To ensure compliance with this policy and safeguard our users' personal data, Astrid will take appropriate action against violations of this Data Security Policy. Failure to comply may result in disciplinary consequences for employees and contractors.

For employees, non-compliance with this policy may first result in verbal or written warnings. Serious or repeat offenses could lead to temporary suspension of data access privileges or termination of employment. Employees should be aware that certain violations of this policy may qualify as gross misconduct and result in immediate termination of employment.

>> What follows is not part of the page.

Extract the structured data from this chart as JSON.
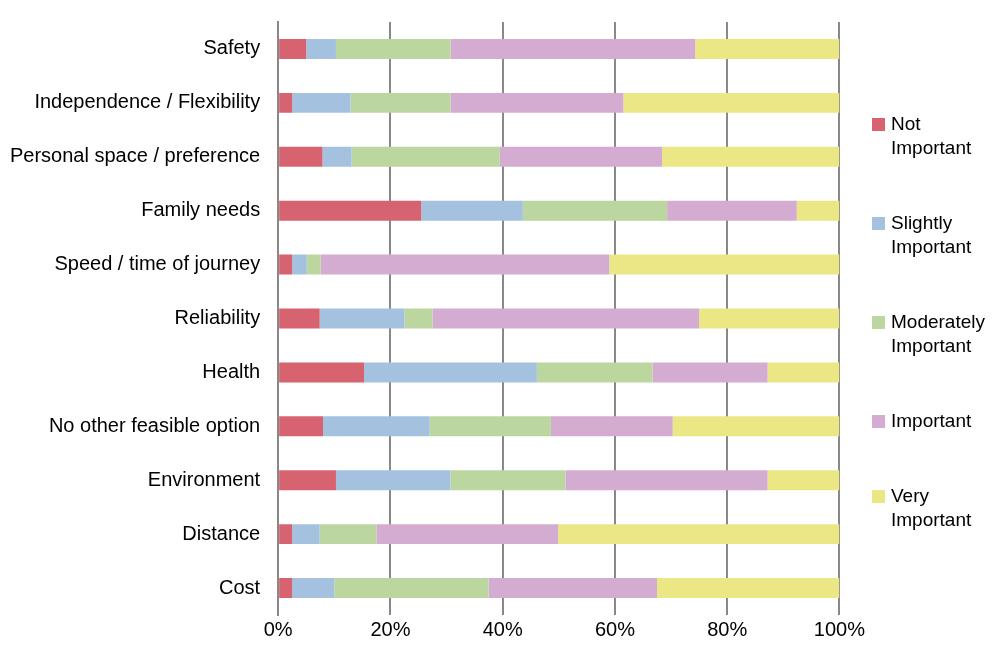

For contractors and third-party partners, violations of this policy may be considered a breach of contract and result in termination of contractual agreements. We may also terminate relationships with vendors and service providers who fail to adhere to data protection standards.Beyond internal disciplinary actions, serious policy breaches may prompt legal action against the individuals or entities responsible. We may have legal obligations under GDPR and other laws to report certain incidents to regulatory authorities, which could initiate investigations or impose fines and penalties. In some circumstances, willful or negligent mishandling of personal data could expose individuals to criminal charges.Astrid trusts that all internal and external parties will comply with this policy and prioritize data protection. However, we will take appropriate and proportionate action against those who violate policy terms to mitigate the risks of unauthorized data access or disclosure. Protecting users' privacy and security is a responsibility we take very seriously at all levels of our organization and in our partnerships. We strive for transparency, cooperation, and shared accountability on data protection matters with all stakeholders.